Numerous women opt to get a mastectomy today, especially if they have a predisposition towards getting breast cancer via the BRCA gene.
The New York Times reports on mastectomies.
One New York patient told the NY Times about her experience after getting a mastectomy. She is currently fifty-eight years old and decided to get a mastectomy five years ago when her doctor told her that she has the early stages of breast cancer.
While the patient says she does not regret getting a mastectomy, she does wish that she had been given more information about it. She said she wishes that her doctors had told her the fact that the process of reconstruction would drag on for five months and leave her forever unable to sleep on her stomach, or that it would leave her with no sensation ‘from the front all the way to the back in the entire bra area,’ she said, ‘nothing, zero, zip’.
The patient did admit that there are days when she asks herself whether she made the right decision. Her mother had two different types of cancer so she wanted to be ‘proactive’. When she remembers what her mother went through she feels that she made the right choice.
The number of women opting to have a mastectomy is growing despite the fact that it does not improve their chances of survival according to a new study.

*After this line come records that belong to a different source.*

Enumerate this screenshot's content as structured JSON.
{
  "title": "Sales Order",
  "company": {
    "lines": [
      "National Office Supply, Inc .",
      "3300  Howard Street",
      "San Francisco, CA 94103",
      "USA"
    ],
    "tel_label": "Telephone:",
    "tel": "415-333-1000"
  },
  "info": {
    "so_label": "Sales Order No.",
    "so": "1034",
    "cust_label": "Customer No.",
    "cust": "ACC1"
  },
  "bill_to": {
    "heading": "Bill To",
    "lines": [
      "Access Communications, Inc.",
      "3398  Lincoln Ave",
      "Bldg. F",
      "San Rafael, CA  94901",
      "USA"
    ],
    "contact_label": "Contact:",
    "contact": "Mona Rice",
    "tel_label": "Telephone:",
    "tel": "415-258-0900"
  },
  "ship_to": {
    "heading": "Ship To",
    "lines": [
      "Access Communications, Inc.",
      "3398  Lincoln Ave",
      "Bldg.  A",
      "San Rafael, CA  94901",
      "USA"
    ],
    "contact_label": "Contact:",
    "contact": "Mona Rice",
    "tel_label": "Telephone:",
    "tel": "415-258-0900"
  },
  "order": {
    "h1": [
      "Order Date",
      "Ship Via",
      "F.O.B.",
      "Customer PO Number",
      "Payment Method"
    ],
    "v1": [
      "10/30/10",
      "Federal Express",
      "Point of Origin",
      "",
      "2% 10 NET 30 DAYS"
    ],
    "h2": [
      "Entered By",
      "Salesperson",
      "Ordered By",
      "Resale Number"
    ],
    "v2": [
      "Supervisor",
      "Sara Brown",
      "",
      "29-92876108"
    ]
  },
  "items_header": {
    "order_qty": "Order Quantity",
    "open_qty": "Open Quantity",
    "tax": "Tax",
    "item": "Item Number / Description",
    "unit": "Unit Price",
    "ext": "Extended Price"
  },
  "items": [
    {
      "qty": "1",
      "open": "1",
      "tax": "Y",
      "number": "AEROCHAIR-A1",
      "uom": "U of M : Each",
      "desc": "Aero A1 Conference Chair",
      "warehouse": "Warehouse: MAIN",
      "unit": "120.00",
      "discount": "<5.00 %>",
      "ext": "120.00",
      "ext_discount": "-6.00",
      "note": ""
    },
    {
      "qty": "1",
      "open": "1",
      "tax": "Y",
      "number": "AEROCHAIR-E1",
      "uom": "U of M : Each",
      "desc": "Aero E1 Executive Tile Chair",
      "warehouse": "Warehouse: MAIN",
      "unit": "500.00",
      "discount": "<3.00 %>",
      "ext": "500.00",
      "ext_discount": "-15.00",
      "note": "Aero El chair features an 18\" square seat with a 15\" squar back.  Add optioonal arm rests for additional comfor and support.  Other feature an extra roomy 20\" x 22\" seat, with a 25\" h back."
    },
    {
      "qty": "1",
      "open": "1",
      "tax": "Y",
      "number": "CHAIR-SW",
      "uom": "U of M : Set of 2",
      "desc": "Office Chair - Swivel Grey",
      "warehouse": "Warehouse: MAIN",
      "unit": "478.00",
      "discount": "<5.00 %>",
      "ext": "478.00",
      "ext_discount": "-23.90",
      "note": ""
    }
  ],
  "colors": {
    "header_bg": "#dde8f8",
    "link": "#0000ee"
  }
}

“Now a new study, based on surveys of thousands of women, suggests women who have double mastectomies also do not benefit from a big improvement in quality of life, either,” according to The Times. The new study was recently published in the Journal of Clinical Oncology. Almost 4,000 women who had mastectomies underwent extensive surveys for the study.
The objective of the authors of the new study was to find out whether getting a mastectomy would improve the quality of life of the patients who were opting for the procedure.
Dr. E. Shelley Hwang, the chief of breast surgery at Duke Cancer Institute, who led the study, commented on the findings. She said, “Quite a few studies have shown that in patients who don’t have a genetic mutation that increases breast cancer risk, the benefit from removing the healthy breast — purely from a cancer perspective — is zero to tiny at best.”
Dr. Hwang found that the results showed that the advantages would be marginal at best. She said she did not want to come across negative, because some women ‘had very good results and are happy they made the decision’. She said however that the patient should know that they are not better off, they generally are not happier, and they generally ‘do not feel better about their sexuality by having the healthy breast removed’.
Despite these facts, the number of women getting a mastectomy has more than tripled in the last decade. “In 2011, about 11 percent of women who were having a mastectomy for cancer chose C.P.M., compared with less than 2 percent in 1998,” according to The Times. Numerous breast cancer specialists are actually concerned about the growing trend.